Herzlichen Glückwunsch zum ersten Marlin und Danke für den Bericht#6


----------



## TomD (9. Mai 2007)

*AW: First Blue Marlin - Cabo Verde*

Dere Franz!!!

Hat ja endlich geklappt mit den Marlin´s!
Hoffe wir sehen uns jetz auch bald mal beim Karpfenfischen in der Umgebung wieder!!!

Gruß Tom

 #h


----------



## Matze- (9. Mai 2007)

*AW: First Blue Marlin - Cabo Verde*

graatz zum fang spannend dein bericht wenn bilder folgen könnten wäre das erdte sahne ^^
petri #6


----------



## saily (20. Mai 2007)

*AW: First Blue Marlin - Cabo Verde*



FalkenFisch schrieb:


> #6 Glückwunsch zum ersten Marlin#6
> 
> Nun hat es ja geklappt, und dann auch gleich in schöner Größe!
> 
> ...


 
Hallo Falkenfisch,

sorry - war beruflich einige Tage weg-daher die späte Antwort.

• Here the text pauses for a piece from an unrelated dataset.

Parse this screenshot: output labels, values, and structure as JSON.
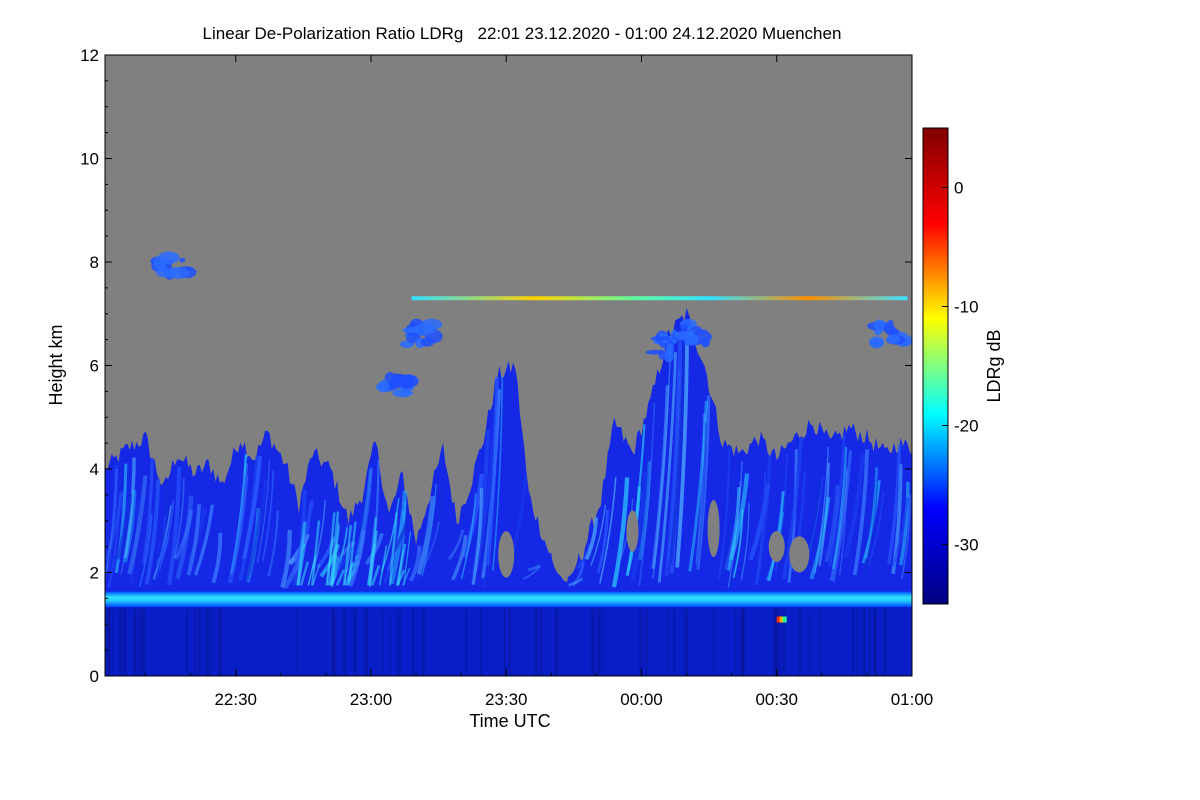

Ja - 1 strike 1 Marlin - da hattest du echt Glück!! Normal ist beim Marlinfischen max. 40% - 50% Hook-up-ratio! Wir hatten wie im letzten Jahr eine deutlich schlechtere... aber wenn man die Gesamtsituation weltweit betrachtet - mehr Marlinstrikes als auf Cabo Verde bekommt man so leicht nirgends... und das hängenbleiben ist dann wieder ne komplett andere Sache...

Werde demnächst auch mal auf Mauri mein Glück versuchen...

Tight lines

Franz


----------



## saily (20. Mai 2007)

*AW: First Blue Marlin - Cabo Verde*



TomD schrieb:


> Dere Franz!!!
> 
> Hat ja endlich geklappt mit den Marlin´s!
> Hoffe wir sehen uns jetz auch bald mal beim Karpfenfischen in der Umgebung wieder!!!
> ...


 
Hi Tom,

hoffe es klappt baldmöglichst mit dem Karpfenfischen. 
Könnte ja mit viel Geld keinen besseren Guide als dich finden#6
!
Von daher hoffe ich auch in dem Bereich die 20pfund Marke bald merklich hinter mir zu lassen!!:vik:

Auf bald

Franz#h


----------



## FalkenFisch (20. Mai 2007)

*AW: First Blue Marlin - Cabo Verde*

Hi Saily,

hübsches neues Benutzerbild hast Du ja jetzt!

Ist die Aufnahme von deinem Trip? Gar nicht so leicht, einen Fisch im Sprung abzulichten.

Gibt es da noch mehr Bilder ???


----------



## Marlin1 (22. Mai 2007)

*AW: First Blue Marlin - Cabo Verde*

Das Bildchen kenne ich auch irgendwoher ! |supergri#h:m

Gruß
Reinhold


----------